Example - Hello World from GPU

In CUDA programming language, CPU and the system's memory are referred to as host, and the GPU and its memory are referred to as device. Figure below explains how threads are grouped into blocks, and blocks grouped into grids.

Threads unite into thread blocks -- one- two or three-dimensional grids of threads that interact with each other via shared memory and synchpoints. A program (kernel) is executed over a grid of thread blocks. One grid is executed at a time. Each block can also be one-, two-, or three-dimensional in form. This is due to the fact that GPUs used to work on graphical data, which has 3 dimensions red, green and blue. This now gives much flexibility in launching kernels with different data structure. However, there are still limitations, such as one block can only have no more than 1024 threads, regardless of dimension.

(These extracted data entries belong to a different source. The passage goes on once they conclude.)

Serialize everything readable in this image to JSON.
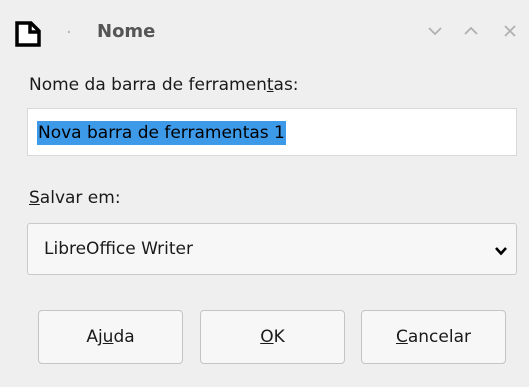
{
  "window": {
    "title": "Nome",
    "icon": "document-icon"
  },
  "dialog": {
    "name_label_pre": "Nome da barra de ferramen",
    "name_label_mnemonic": "t",
    "name_label_post": "as:",
    "name_value": "Nova barra de ferramentas 1",
    "save_label_mnemonic": "S",
    "save_label_post": "alvar em:",
    "save_selected": "LibreOffice Writer"
  },
  "buttons": {
    "help_pre": "Aj",
    "help_mnemonic": "u",
    "help_post": "da",
    "ok_mnemonic": "O",
    "ok_post": "K",
    "cancel_mnemonic": "C",
    "cancel_post": "ancelar"
  },
  "colors": {
    "selection": "#3d9ae9",
    "background": "#efefef"
  }
}
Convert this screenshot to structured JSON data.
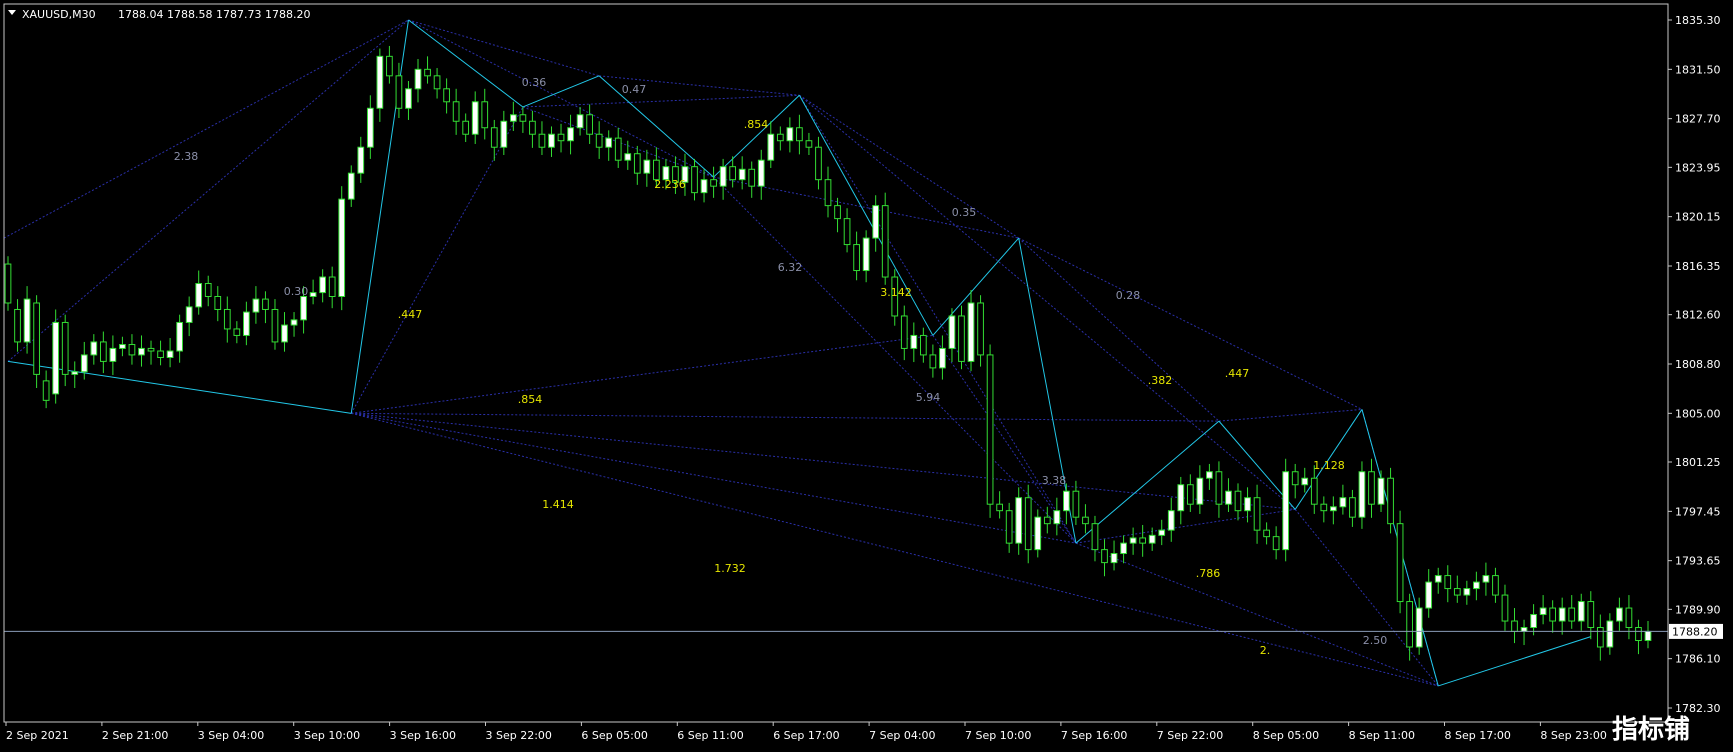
{
  "chart_data": {
    "type": "candlestick",
    "header": {
      "symbol": "XAUUSD,M30",
      "ohlc": "1788.04 1788.58 1787.73 1788.20"
    },
    "ylim": [
      1781.5,
      1836.5
    ],
    "y_ticks": [
      "1835.30",
      "1831.50",
      "1827.70",
      "1823.95",
      "1820.15",
      "1816.35",
      "1812.60",
      "1808.80",
      "1805.00",
      "1801.25",
      "1797.45",
      "1793.65",
      "1789.90",
      "1786.10",
      "1782.30"
    ],
    "x_ticks": [
      "2 Sep 2021",
      "2 Sep 21:00",
      "3 Sep 04:00",
      "3 Sep 10:00",
      "3 Sep 16:00",
      "3 Sep 22:00",
      "6 Sep 05:00",
      "6 Sep 11:00",
      "6 Sep 17:00",
      "7 Sep 04:00",
      "7 Sep 10:00",
      "7 Sep 16:00",
      "7 Sep 22:00",
      "8 Sep 05:00",
      "8 Sep 11:00",
      "8 Sep 17:00",
      "8 Sep 23:00"
    ],
    "current_price": "1788.20",
    "candles": [
      [
        1816.5,
        1813.5
      ],
      [
        1813.0,
        1810.5
      ],
      [
        1810.5,
        1813.8
      ],
      [
        1813.5,
        1808.0
      ],
      [
        1807.5,
        1806.0
      ],
      [
        1806.5,
        1812.0
      ],
      [
        1812.0,
        1808.0
      ],
      [
        1808.0,
        1808.2
      ],
      [
        1808.2,
        1809.5
      ],
      [
        1809.5,
        1810.5
      ],
      [
        1810.5,
        1809.0
      ],
      [
        1809.0,
        1810.0
      ],
      [
        1810.0,
        1810.3
      ],
      [
        1810.3,
        1809.5
      ],
      [
        1809.5,
        1810.0
      ],
      [
        1810.0,
        1809.8
      ],
      [
        1809.8,
        1809.3
      ],
      [
        1809.3,
        1809.8
      ],
      [
        1809.8,
        1812.0
      ],
      [
        1812.0,
        1813.2
      ],
      [
        1813.2,
        1815.0
      ],
      [
        1815.0,
        1814.0
      ],
      [
        1814.0,
        1813.0
      ],
      [
        1813.0,
        1811.5
      ],
      [
        1811.5,
        1811.0
      ],
      [
        1811.0,
        1812.8
      ],
      [
        1812.8,
        1813.8
      ],
      [
        1813.8,
        1813.0
      ],
      [
        1813.0,
        1810.5
      ],
      [
        1810.5,
        1811.8
      ],
      [
        1811.8,
        1812.2
      ],
      [
        1812.2,
        1814.0
      ],
      [
        1814.0,
        1814.3
      ],
      [
        1814.3,
        1815.5
      ],
      [
        1815.5,
        1814.0
      ],
      [
        1814.0,
        1821.5
      ],
      [
        1821.5,
        1823.5
      ],
      [
        1823.5,
        1825.5
      ],
      [
        1825.5,
        1828.5
      ],
      [
        1828.5,
        1832.5
      ],
      [
        1832.5,
        1831.0
      ],
      [
        1831.0,
        1828.5
      ],
      [
        1828.5,
        1830.0
      ],
      [
        1830.0,
        1831.5
      ],
      [
        1831.5,
        1831.0
      ],
      [
        1831.0,
        1830.0
      ],
      [
        1830.0,
        1829.0
      ],
      [
        1829.0,
        1827.5
      ],
      [
        1827.5,
        1826.5
      ],
      [
        1826.5,
        1829.0
      ],
      [
        1829.0,
        1827.0
      ],
      [
        1827.0,
        1825.5
      ],
      [
        1825.5,
        1827.5
      ],
      [
        1827.5,
        1828.0
      ],
      [
        1828.0,
        1827.5
      ],
      [
        1827.5,
        1826.5
      ],
      [
        1826.5,
        1825.5
      ],
      [
        1825.5,
        1826.5
      ],
      [
        1826.5,
        1826.0
      ],
      [
        1826.0,
        1827.0
      ],
      [
        1827.0,
        1828.0
      ],
      [
        1828.0,
        1826.5
      ],
      [
        1826.5,
        1825.5
      ],
      [
        1825.5,
        1826.2
      ],
      [
        1826.2,
        1824.5
      ],
      [
        1824.5,
        1825.0
      ],
      [
        1825.0,
        1823.5
      ],
      [
        1823.5,
        1824.5
      ],
      [
        1824.5,
        1823.0
      ],
      [
        1823.0,
        1824.0
      ],
      [
        1824.0,
        1822.8
      ],
      [
        1822.8,
        1824.0
      ],
      [
        1824.0,
        1822.0
      ],
      [
        1822.0,
        1823.0
      ],
      [
        1823.0,
        1822.5
      ],
      [
        1822.5,
        1824.0
      ],
      [
        1824.0,
        1823.0
      ],
      [
        1823.0,
        1823.8
      ],
      [
        1823.8,
        1822.5
      ],
      [
        1822.5,
        1824.5
      ],
      [
        1824.5,
        1826.5
      ],
      [
        1826.5,
        1826.0
      ],
      [
        1826.0,
        1827.0
      ],
      [
        1827.0,
        1826.0
      ],
      [
        1826.0,
        1825.5
      ],
      [
        1825.5,
        1823.0
      ],
      [
        1823.0,
        1821.0
      ],
      [
        1821.0,
        1820.0
      ],
      [
        1820.0,
        1818.0
      ],
      [
        1818.0,
        1816.0
      ],
      [
        1816.0,
        1818.5
      ],
      [
        1818.5,
        1821.0
      ],
      [
        1821.0,
        1815.5
      ],
      [
        1815.5,
        1812.5
      ],
      [
        1812.5,
        1810.0
      ],
      [
        1810.0,
        1811.0
      ],
      [
        1811.0,
        1809.5
      ],
      [
        1809.5,
        1808.5
      ],
      [
        1808.5,
        1810.0
      ],
      [
        1810.0,
        1812.5
      ],
      [
        1812.5,
        1809.0
      ],
      [
        1809.0,
        1813.5
      ],
      [
        1813.5,
        1809.5
      ],
      [
        1809.5,
        1798.0
      ],
      [
        1798.0,
        1797.5
      ],
      [
        1797.5,
        1795.0
      ],
      [
        1795.0,
        1798.5
      ],
      [
        1798.5,
        1794.5
      ],
      [
        1794.5,
        1797.0
      ],
      [
        1797.0,
        1796.5
      ],
      [
        1796.5,
        1797.5
      ],
      [
        1797.5,
        1799.0
      ],
      [
        1799.0,
        1797.0
      ],
      [
        1797.0,
        1796.5
      ],
      [
        1796.5,
        1794.5
      ],
      [
        1794.5,
        1793.5
      ],
      [
        1793.5,
        1794.2
      ],
      [
        1794.2,
        1795.0
      ],
      [
        1795.0,
        1795.4
      ],
      [
        1795.4,
        1795.0
      ],
      [
        1795.0,
        1795.6
      ],
      [
        1795.6,
        1796.0
      ],
      [
        1796.0,
        1797.5
      ],
      [
        1797.5,
        1799.5
      ],
      [
        1799.5,
        1798.0
      ],
      [
        1798.0,
        1800.0
      ],
      [
        1800.0,
        1800.5
      ],
      [
        1800.5,
        1798.0
      ],
      [
        1798.0,
        1799.0
      ],
      [
        1799.0,
        1797.5
      ],
      [
        1797.5,
        1798.5
      ],
      [
        1798.5,
        1796.0
      ],
      [
        1796.0,
        1795.5
      ],
      [
        1795.5,
        1794.5
      ],
      [
        1794.5,
        1800.5
      ],
      [
        1800.5,
        1799.5
      ],
      [
        1799.5,
        1800.0
      ],
      [
        1800.0,
        1798.0
      ],
      [
        1798.0,
        1797.5
      ],
      [
        1797.5,
        1797.8
      ],
      [
        1797.8,
        1798.5
      ],
      [
        1798.5,
        1797.0
      ],
      [
        1797.0,
        1800.5
      ],
      [
        1800.5,
        1798.0
      ],
      [
        1798.0,
        1800.0
      ],
      [
        1800.0,
        1796.5
      ],
      [
        1796.5,
        1790.5
      ],
      [
        1790.5,
        1787.0
      ],
      [
        1787.0,
        1790.0
      ],
      [
        1790.0,
        1792.0
      ],
      [
        1792.0,
        1792.5
      ],
      [
        1792.5,
        1791.5
      ],
      [
        1791.5,
        1791.0
      ],
      [
        1791.0,
        1791.5
      ],
      [
        1791.5,
        1792.0
      ],
      [
        1792.0,
        1792.5
      ],
      [
        1792.5,
        1791.0
      ],
      [
        1791.0,
        1789.0
      ],
      [
        1789.0,
        1788.2
      ],
      [
        1788.2,
        1788.5
      ],
      [
        1788.5,
        1789.5
      ],
      [
        1789.5,
        1790.0
      ],
      [
        1790.0,
        1789.0
      ],
      [
        1789.0,
        1790.0
      ],
      [
        1790.0,
        1789.0
      ],
      [
        1789.0,
        1790.5
      ],
      [
        1790.5,
        1788.5
      ],
      [
        1788.5,
        1787.0
      ],
      [
        1787.0,
        1789.0
      ],
      [
        1789.0,
        1790.0
      ],
      [
        1790.0,
        1788.5
      ],
      [
        1788.5,
        1787.5
      ],
      [
        1787.5,
        1788.2
      ]
    ],
    "fib_labels": [
      {
        "text": "2.38",
        "color": "#8a8fa8"
      },
      {
        "text": "0.36",
        "color": "#8a8fa8"
      },
      {
        "text": "0.47",
        "color": "#8a8fa8"
      },
      {
        "text": ".854",
        "color": "#e6e600"
      },
      {
        "text": "2.236",
        "color": "#e6e600"
      },
      {
        "text": "0.35",
        "color": "#8a8fa8"
      },
      {
        "text": "0.30",
        "color": "#8a8fa8"
      },
      {
        "text": ".447",
        "color": "#e6e600"
      },
      {
        "text": "6.32",
        "color": "#8a8fa8"
      },
      {
        "text": "3.142",
        "color": "#e6e600"
      },
      {
        "text": "0.28",
        "color": "#8a8fa8"
      },
      {
        "text": ".854",
        "color": "#e6e600"
      },
      {
        "text": "5.94",
        "color": "#8a8fa8"
      },
      {
        "text": ".382",
        "color": "#e6e600"
      },
      {
        "text": ".447",
        "color": "#e6e600"
      },
      {
        "text": "1.128",
        "color": "#e6e600"
      },
      {
        "text": "3.38",
        "color": "#8a8fa8"
      },
      {
        "text": "1.414",
        "color": "#e6e600"
      },
      {
        "text": ".786",
        "color": "#e6e600"
      },
      {
        "text": "1.732",
        "color": "#e6e600"
      },
      {
        "text": "2.50",
        "color": "#8a8fa8"
      },
      {
        "text": "2.",
        "color": "#e6e600"
      }
    ],
    "colors": {
      "background": "#000000",
      "bull": "#ffffff",
      "bear": "#000000",
      "wick": "#33dd33",
      "zigzag": "#22c8e8",
      "dotted": "#2a2fa8",
      "price_line": "#8a9bb8",
      "axis": "#c8c8c8"
    }
  },
  "watermark": "指标铺"
}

Let's start with a Hello World program using GPU.

#include <stdio.h>

#define NUM_BLOCKS 2
#define BLOCK_WIDTH 16

__global__ void hello()
{
  printf("Hello world! I'm thread %d in block %d\n", threadIdx.x, blockIdx.x);
}

int main(int argc, char **argv)
{

  // launch the kernel
  hello<<<NUM_BLOCKS, BLOCK_WIDTH>>>();

  // force the printf()s to flush
  cudaDeviceSynchronize();

  printf("That's all!\n");

  return 0;

}

Download: ../code/hello_gpu/hello.cu

We can compile with NVIDIA's NVCC compiler. Normally, the compiler does not allow device to use host fuction printf, however, if we compile with the flag -arch=sm_20 then it can be done. The GPU that we have on maya is K20, and it support sm_35.

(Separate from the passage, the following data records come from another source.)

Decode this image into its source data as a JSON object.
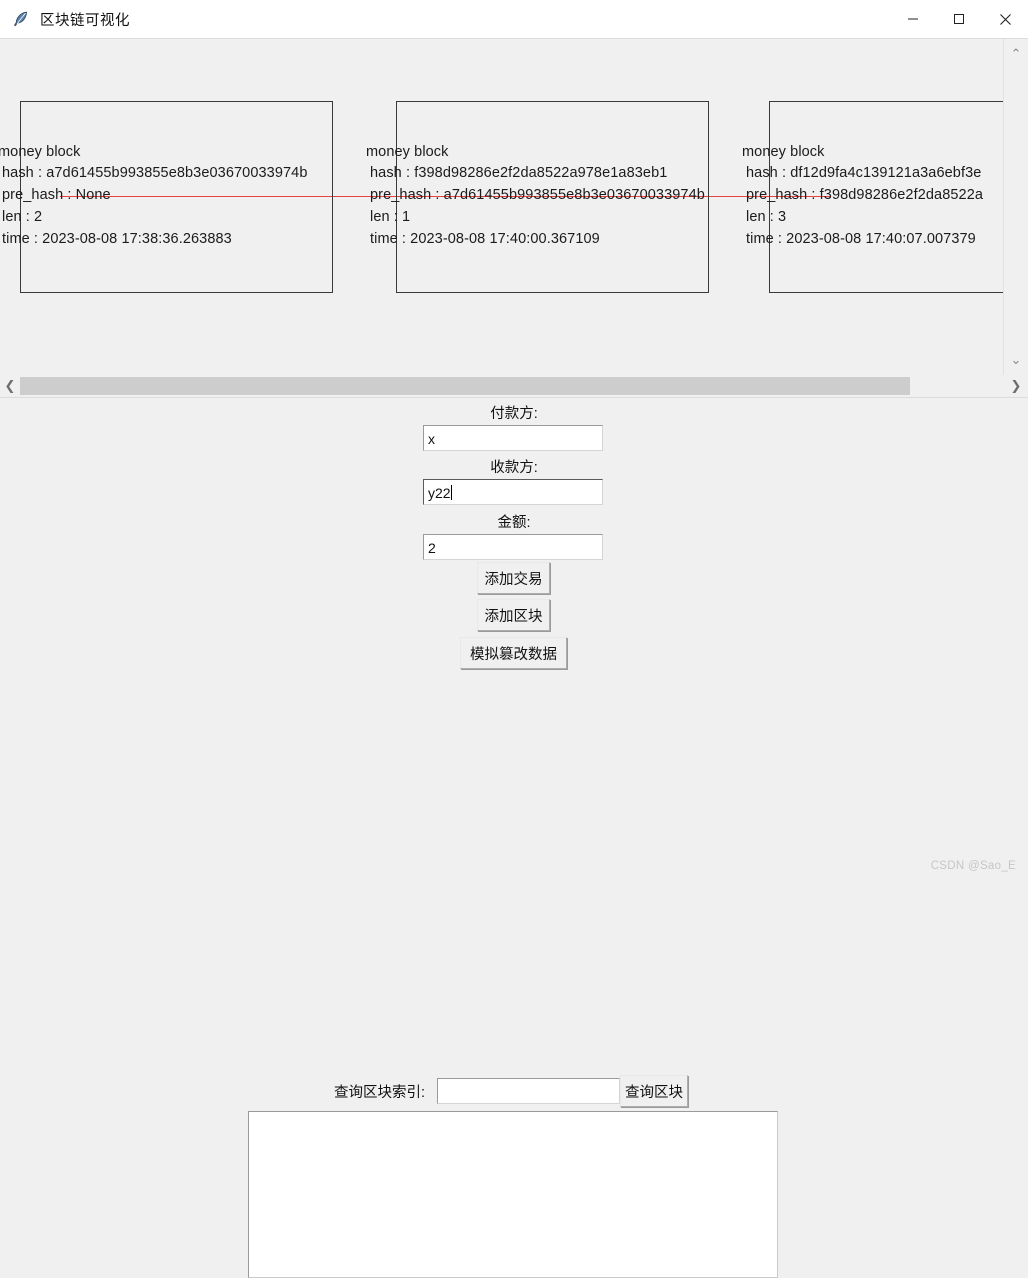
{
  "window": {
    "title": "区块链可视化",
    "icon": "feather-icon",
    "controls": {
      "minimize": "—",
      "maximize": "▢",
      "close": "✕"
    }
  },
  "canvas": {
    "link_color": "#e8433f",
    "blocks": [
      {
        "title": "money block",
        "hash_line": "hash : a7d61455b993855e8b3e03670033974b",
        "pre_hash_line": "pre_hash : None",
        "len_line": "len : 2",
        "time_line": "time : 2023-08-08 17:38:36.263883"
      },
      {
        "title": "money block",
        "hash_line": "hash : f398d98286e2f2da8522a978e1a83eb1",
        "pre_hash_line": "pre_hash : a7d61455b993855e8b3e03670033974b",
        "len_line": "len : 1",
        "time_line": "time : 2023-08-08 17:40:00.367109"
      },
      {
        "title": "money block",
        "hash_line": "hash : df12d9fa4c139121a3a6ebf3e",
        "pre_hash_line": "pre_hash : f398d98286e2f2da8522a",
        "len_line": "len : 3",
        "time_line": "time : 2023-08-08 17:40:07.007379"
      }
    ]
  },
  "scrollbars": {
    "vertical": {
      "up": "⌃",
      "down": "⌄"
    },
    "horizontal": {
      "left": "❮",
      "right": "❯"
    }
  },
  "form": {
    "payer_label": "付款方:",
    "payer_value": "x",
    "payee_label": "收款方:",
    "payee_value": "y22",
    "amount_label": "金额:",
    "amount_value": "2",
    "add_transaction_button": "添加交易",
    "add_block_button": "添加区块",
    "tamper_button": "模拟篡改数据",
    "query_label": "查询区块索引:",
    "query_value": "",
    "query_button": "查询区块",
    "output_value": ""
  },
  "watermark": "CSDN @Sao_E"
}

[hu6@maya-usr1 test04_hello]$ nvcc -arch=sm_35 hello.cu -o hello

We need to submit the job using the following slurm file, so it will run on a node that has GPU.

#!/bin/bash
#SBATCH --job-name=gpu_hl
#SBATCH --output=slurm.out
#SBATCH --error=slurm.err
#SBATCH --partition=batch
#SBATCH --qos=short
#SBATCH --exclusive
#SBATCH --gres=gpu
#SBATCH --nodes=1
#SBATCH --tasks-per-node=1
#SBATCH --constraint=hpcf2013

./hello

Download: ../code/hello_gpu/run.slurm

Upon executation, Host (CPU) launchs a kernel on Device (GPU) that prints Hello World and corresponding block id and thread id.

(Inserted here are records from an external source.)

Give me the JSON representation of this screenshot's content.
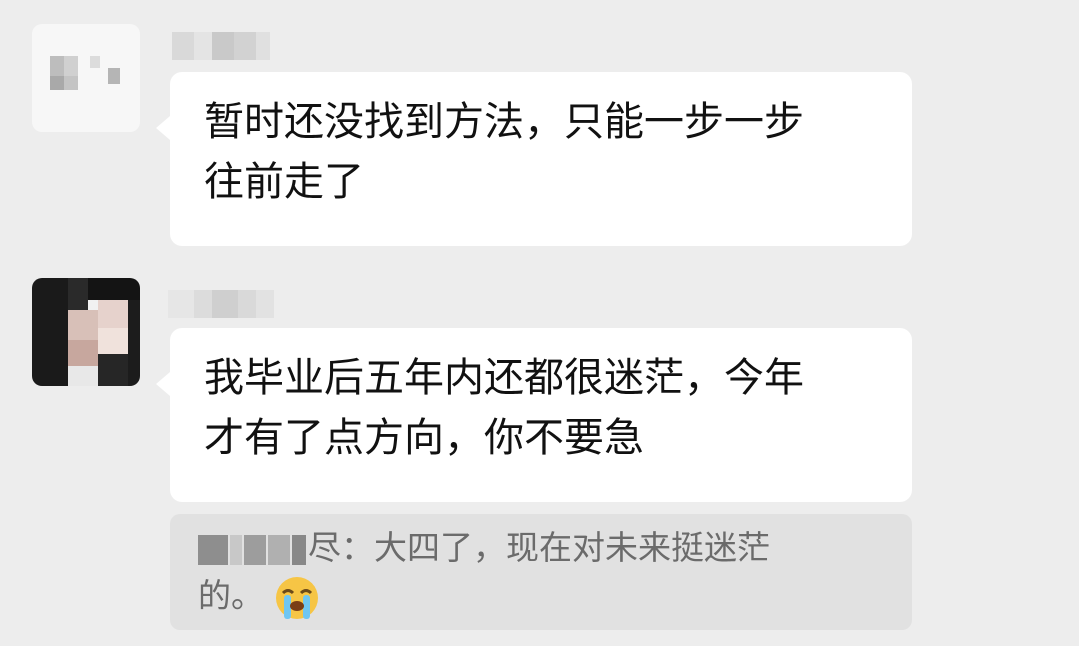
{
  "messages": [
    {
      "avatar": "blurred-avatar",
      "text_line1": "暂时还没找到方法，只能一步一步",
      "text_line2": "往前走了"
    },
    {
      "avatar": "blurred-photo-avatar",
      "text_line1": "我毕业后五年内还都很迷茫，今年",
      "text_line2": "才有了点方向，你不要急"
    }
  ],
  "quote": {
    "sender_suffix": "尽：",
    "text_line1": "大四了，现在对未来挺迷茫",
    "text_line2": "的。",
    "emoji": "crying-face-emoji"
  },
  "colors": {
    "background": "#ededed",
    "bubble": "#ffffff",
    "quote_background": "#e1e1e1",
    "quote_text": "#6b6b6b"
  }
}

[hu6@maya-usr1 test04_hello]$ cat slurm.out 
Hello world! I'm thread 0 in block 0
Hello world! I'm thread 1 in block 0
Hello world! I'm thread 2 in block 0
Hello world! I'm thread 3 in block 0
Hello world! I'm thread 4 in block 0
Hello world! I'm thread 5 in block 0
Hello world! I'm thread 6 in block 0
Hello world! I'm thread 7 in block 0
Hello world! I'm thread 8 in block 0
Hello world! I'm thread 9 in block 0
Hello world! I'm thread 10 in block 0
Hello world! I'm thread 11 in block 0
Hello world! I'm thread 12 in block 0
Hello world! I'm thread 13 in block 0
Hello world! I'm thread 14 in block 0
Hello world! I'm thread 15 in block 0
Hello world! I'm thread 0 in block 1
Hello world! I'm thread 1 in block 1
Hello world! I'm thread 2 in block 1
Hello world! I'm thread 3 in block 1
Hello world! I'm thread 4 in block 1
Hello world! I'm thread 5 in block 1
Hello world! I'm thread 6 in block 1
Hello world! I'm thread 7 in block 1
Hello world! I'm thread 8 in block 1
Hello world! I'm thread 9 in block 1
Hello world! I'm thread 10 in block 1
Hello world! I'm thread 11 in block 1
Hello world! I'm thread 12 in block 1
Hello world! I'm thread 13 in block 1
Hello world! I'm thread 14 in block 1
Hello world! I'm thread 15 in block 1
That's all!

Example - Compile Host only and Device only program

Now we'll try to run a slightly more complicated program, which has several files.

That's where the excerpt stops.